AMETEK Land, a combustion efficiency and environmental pollutant emissions monitoring expert, has supplied its Near Infrared Borescope (NIR-B) 3XR to Air Liquide, which is now gaining know-how by continuously measuring temperature of tube walls within its steam methane reformers.
Air Liquide’s steam methane reformers, which produce industrial hydrogen (H2) and carbon dioxide (CO2) gases, are critical assets and their safe and reliable operation is of paramount importance.
However, the company explains they are very challenging assets to maintain and operate, “Some of the most-common problems in reformer operation are burner, flue gas distribution and catalyst issues. All of those problems can directly affect tube wall temperatures (TWT) and tube life and can lead to premature tube failure. Those issues also can lead a producer to be overly cautious on TWT and lose valuable production every year.”
Developed specifically to operate in the hazardous areas of a steam methane reformer, the NIR-B 3XR is ATEX and IECEx approved and CSA certified. It is a short-wavelength radiometric, infrared borescope imaging camera, which measures temperatures in the single range of 600 to 1800 °C (1112 to 3272 °F) and utilises the latest wide dynamic range imaging technology.

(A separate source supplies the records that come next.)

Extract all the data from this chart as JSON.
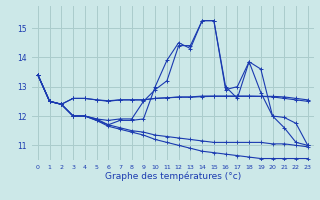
{
  "background_color": "#cce8e8",
  "grid_color": "#aacccc",
  "line_color": "#1a3ab0",
  "xlabel": "Graphe des températures (°c)",
  "ylim": [
    10.5,
    15.75
  ],
  "xlim": [
    -0.5,
    23.5
  ],
  "yticks": [
    11,
    12,
    13,
    14,
    15
  ],
  "xticks": [
    0,
    1,
    2,
    3,
    4,
    5,
    6,
    7,
    8,
    9,
    10,
    11,
    12,
    13,
    14,
    15,
    16,
    17,
    18,
    19,
    20,
    21,
    22,
    23
  ],
  "series": [
    [
      13.4,
      12.5,
      12.4,
      12.0,
      12.0,
      11.9,
      11.7,
      11.85,
      11.85,
      11.9,
      13.0,
      13.9,
      14.5,
      14.3,
      15.25,
      15.25,
      12.9,
      13.0,
      13.85,
      13.6,
      12.0,
      11.6,
      11.1,
      11.0
    ],
    [
      13.4,
      12.5,
      12.4,
      12.0,
      12.0,
      11.9,
      11.85,
      11.9,
      11.9,
      12.5,
      12.9,
      13.2,
      14.4,
      14.4,
      15.25,
      15.25,
      13.0,
      12.6,
      13.85,
      12.8,
      12.0,
      11.95,
      11.75,
      11.0
    ],
    [
      13.4,
      12.5,
      12.4,
      12.6,
      12.6,
      12.55,
      12.5,
      12.55,
      12.55,
      12.55,
      12.6,
      12.62,
      12.65,
      12.65,
      12.68,
      12.68,
      12.68,
      12.68,
      12.68,
      12.67,
      12.65,
      12.6,
      12.55,
      12.5
    ],
    [
      13.4,
      12.5,
      12.4,
      12.6,
      12.6,
      12.55,
      12.52,
      12.55,
      12.55,
      12.55,
      12.6,
      12.62,
      12.64,
      12.64,
      12.66,
      12.67,
      12.67,
      12.67,
      12.67,
      12.67,
      12.67,
      12.65,
      12.6,
      12.55
    ]
  ],
  "diagonal_series": [
    [
      13.4,
      12.5,
      12.4,
      12.0,
      12.0,
      11.85,
      11.65,
      11.55,
      11.45,
      11.35,
      11.2,
      11.1,
      11.0,
      10.9,
      10.8,
      10.75,
      10.7,
      10.65,
      10.6,
      10.55,
      10.55,
      10.55,
      10.55,
      10.55
    ],
    [
      13.4,
      12.5,
      12.4,
      12.0,
      12.0,
      11.85,
      11.7,
      11.6,
      11.5,
      11.45,
      11.35,
      11.3,
      11.25,
      11.2,
      11.15,
      11.1,
      11.1,
      11.1,
      11.1,
      11.1,
      11.05,
      11.05,
      11.0,
      10.95
    ]
  ]
}
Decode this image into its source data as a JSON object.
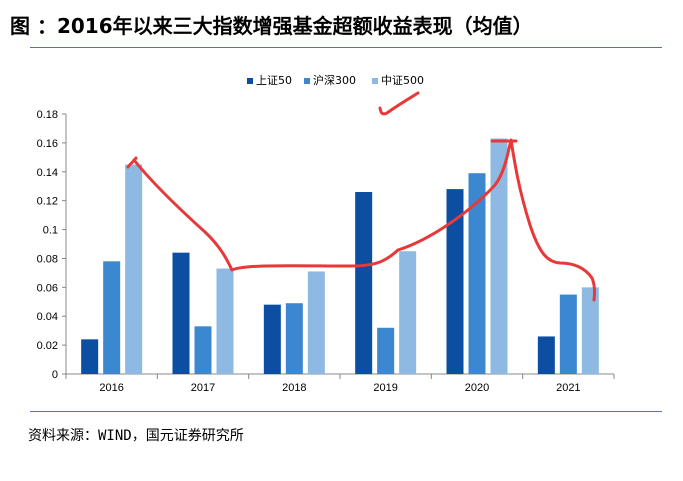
{
  "page": {
    "title": "图 ：2016年以来三大指数增强基金超额收益表现（均值）",
    "source": "资料来源：WIND，国元证券研究所"
  },
  "colors": {
    "rule": "#4a78b5",
    "annotation": "#e8393a"
  },
  "chart_data": {
    "type": "bar",
    "categories": [
      "2016",
      "2017",
      "2018",
      "2019",
      "2020",
      "2021"
    ],
    "series": [
      {
        "name": "上证50",
        "color": "#0b4ea2",
        "values": [
          0.024,
          0.084,
          0.048,
          0.126,
          0.128,
          0.026
        ]
      },
      {
        "name": "沪深300",
        "color": "#3b87d0",
        "values": [
          0.078,
          0.033,
          0.049,
          0.032,
          0.139,
          0.055
        ]
      },
      {
        "name": "中证500",
        "color": "#8eb9e3",
        "values": [
          0.145,
          0.073,
          0.071,
          0.085,
          0.163,
          0.06
        ]
      }
    ],
    "ylim": [
      0,
      0.18
    ],
    "yticks": [
      0,
      0.02,
      0.04,
      0.06,
      0.08,
      0.1,
      0.12,
      0.14,
      0.16,
      0.18
    ],
    "ytick_labels": [
      "0",
      "0.02",
      "0.04",
      "0.06",
      "0.08",
      "0.1",
      "0.12",
      "0.14",
      "0.16",
      "0.18"
    ],
    "legend_position": "top-center",
    "grid": false
  }
}
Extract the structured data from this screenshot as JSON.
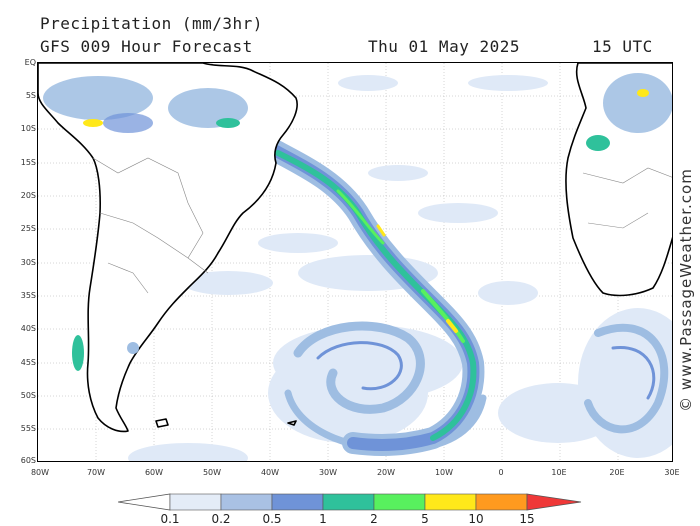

Air Liquide said this solution was ideal for its industrial gas application in which there were high differential temperatures in the field of view, such as the tube and furnace walls.
Gonzalo Navarro, Production Manager at Air Liquide Ibérica de Gases, comments, “Our main drivers for investing in AMETEK Land’s NIR-B 3XR were to extend tube and catalyst life, which we are achieving as a result. We continuously are learning about our reformer, which enables us to balance it correctly and to follow our main and most-critical asset online.”
Air Liquide uses the extensive functions available within the LIPS NIR-B thermal imaging software to monitor TWT 24/7 and to receive early warning of increasing temperatures.
“The software allows us to spot and respond immediately to problems such as hot spots and bands on the tubes, refractory damage and any flame impingement,” comments Navarro, “We extensively use the Isotherm temperature measurement mode within the software to highlight areas of a thermal image that are within a selected temperature range. Areas within the isotherm’s range are displayed in our chosen colour for clear visibility and are key to our comprehensive understanding of tube performance.”
He continued, “The implementation of the thermal imagers has allowed us to gain furnace know-how. Now, our teams are able to monitor the temperature of the tubes continuously, they are able to make more informed and confident decisions implying greater plant reliability.”